Caltech Young Investigators Lecture

Thursday April 4, 2019 4:00 PM

Engineering Breath Biomarkers for Detecting and Monitoring Respiratory Disease

Location: Annenberg 105

Abstract: In the past decade, breath has become an increasingly explored bioanalyte for clinical biomarker discovery. Breath contains hundreds of volatile metabolic products from the body and can be sampled non-invasively for analysis at the point of care. However, since the first report of quantitative breath analysis by Linus Pauling in 1971, few robust breath biomarkers have been discovered and used in the clinic. In this talk, I will discuss an alternative approach to breath-based diagnostics using inhalable nanoparticles that we have engineered to release synthetic volatiles in response to aberrant protease activity in the lungs. The advantages of this approach are four-fold: (1) high sensitivity due to protease-driven readouts (2) high specificity through multiplexing (3) minimal background through use of biorthogonal volatile reporters and (4) a priori knowledge of the biological pathways driving breath signal. My interests lie in respiratory infections in which we can leverage both host and bacterial proteases. I will discuss my progress on this front and how this platform can be paired with machine learning to address clinical needs such as rapid pathogen identification.

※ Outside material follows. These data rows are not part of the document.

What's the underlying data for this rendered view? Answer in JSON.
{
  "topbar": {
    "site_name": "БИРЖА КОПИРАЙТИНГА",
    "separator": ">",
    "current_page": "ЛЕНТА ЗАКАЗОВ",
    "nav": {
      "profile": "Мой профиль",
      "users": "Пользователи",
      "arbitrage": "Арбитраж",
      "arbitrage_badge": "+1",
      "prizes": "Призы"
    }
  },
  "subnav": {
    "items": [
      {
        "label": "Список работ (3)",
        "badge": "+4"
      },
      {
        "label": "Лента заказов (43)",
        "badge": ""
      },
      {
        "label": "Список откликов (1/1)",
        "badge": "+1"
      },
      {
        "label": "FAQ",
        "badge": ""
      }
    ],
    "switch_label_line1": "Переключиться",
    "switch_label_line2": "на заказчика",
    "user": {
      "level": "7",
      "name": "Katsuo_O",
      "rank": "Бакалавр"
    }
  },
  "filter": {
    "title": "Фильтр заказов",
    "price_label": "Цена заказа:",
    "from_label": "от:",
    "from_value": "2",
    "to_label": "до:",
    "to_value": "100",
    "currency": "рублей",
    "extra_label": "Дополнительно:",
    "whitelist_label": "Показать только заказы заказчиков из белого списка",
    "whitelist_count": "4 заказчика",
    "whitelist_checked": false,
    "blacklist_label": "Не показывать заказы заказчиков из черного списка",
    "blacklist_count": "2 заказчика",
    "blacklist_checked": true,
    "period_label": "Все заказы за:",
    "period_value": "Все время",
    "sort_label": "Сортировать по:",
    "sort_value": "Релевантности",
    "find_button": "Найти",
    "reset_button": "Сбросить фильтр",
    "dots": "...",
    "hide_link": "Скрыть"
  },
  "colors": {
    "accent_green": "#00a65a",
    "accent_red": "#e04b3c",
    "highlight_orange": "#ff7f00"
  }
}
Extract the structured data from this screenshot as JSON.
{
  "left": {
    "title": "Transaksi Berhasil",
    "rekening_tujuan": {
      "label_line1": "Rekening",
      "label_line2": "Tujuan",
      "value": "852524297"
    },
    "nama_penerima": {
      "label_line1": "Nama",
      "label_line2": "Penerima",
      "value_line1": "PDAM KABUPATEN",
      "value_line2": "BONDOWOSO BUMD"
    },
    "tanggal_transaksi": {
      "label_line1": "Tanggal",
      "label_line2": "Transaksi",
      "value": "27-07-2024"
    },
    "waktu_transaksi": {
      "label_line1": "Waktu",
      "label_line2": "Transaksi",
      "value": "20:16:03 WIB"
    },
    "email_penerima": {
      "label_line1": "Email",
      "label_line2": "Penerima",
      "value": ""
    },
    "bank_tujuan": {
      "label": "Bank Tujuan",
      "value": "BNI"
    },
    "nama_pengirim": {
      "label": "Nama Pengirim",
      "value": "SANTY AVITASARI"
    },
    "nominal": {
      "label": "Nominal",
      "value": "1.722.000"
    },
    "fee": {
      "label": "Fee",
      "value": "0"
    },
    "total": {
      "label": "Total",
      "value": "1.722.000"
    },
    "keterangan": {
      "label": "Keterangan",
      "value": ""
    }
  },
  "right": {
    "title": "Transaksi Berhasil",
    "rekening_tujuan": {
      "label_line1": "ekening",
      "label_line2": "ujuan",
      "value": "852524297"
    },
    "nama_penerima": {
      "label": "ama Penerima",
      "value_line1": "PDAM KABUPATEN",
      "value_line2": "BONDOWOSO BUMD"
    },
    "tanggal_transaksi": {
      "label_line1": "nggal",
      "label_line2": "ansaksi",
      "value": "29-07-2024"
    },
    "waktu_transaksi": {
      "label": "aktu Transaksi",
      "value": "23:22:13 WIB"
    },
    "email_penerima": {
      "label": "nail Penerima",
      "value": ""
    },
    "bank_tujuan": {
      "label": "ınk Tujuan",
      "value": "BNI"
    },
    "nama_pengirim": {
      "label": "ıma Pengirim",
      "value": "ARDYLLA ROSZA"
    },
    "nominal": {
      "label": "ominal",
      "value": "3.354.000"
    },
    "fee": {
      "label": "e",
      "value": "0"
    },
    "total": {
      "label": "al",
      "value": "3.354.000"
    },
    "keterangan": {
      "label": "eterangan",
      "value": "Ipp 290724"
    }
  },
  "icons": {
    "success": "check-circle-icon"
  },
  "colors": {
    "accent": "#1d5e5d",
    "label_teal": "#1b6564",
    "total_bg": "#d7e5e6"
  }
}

Bio: Leslie Chan received her B.S. in Biomedical Engineering from the Georgia Institute of Technology in 2009 and her Ph.D. in Bioengineering from the University of Washington in 2015. She completed her graduate work under the mentorship of Suzie Pun, where she developed peptide-functionalized polymers to promote blood clotting for trauma applications. Following completion of her graduate work, Leslie joined Sangeeta Bhatia's lab at MIT, where she is currently engineering nanoscale materials to interface with microbial pathogens and the infected tissue microenvironment to diagnose, treat, and monitor bacterial infections. Her research interests broadly encompass drug delivery and the human microbiome.

This lecture is part of the Young Investigators Lecture Series sponsored by the Caltech Division of Engineering & Applied Science.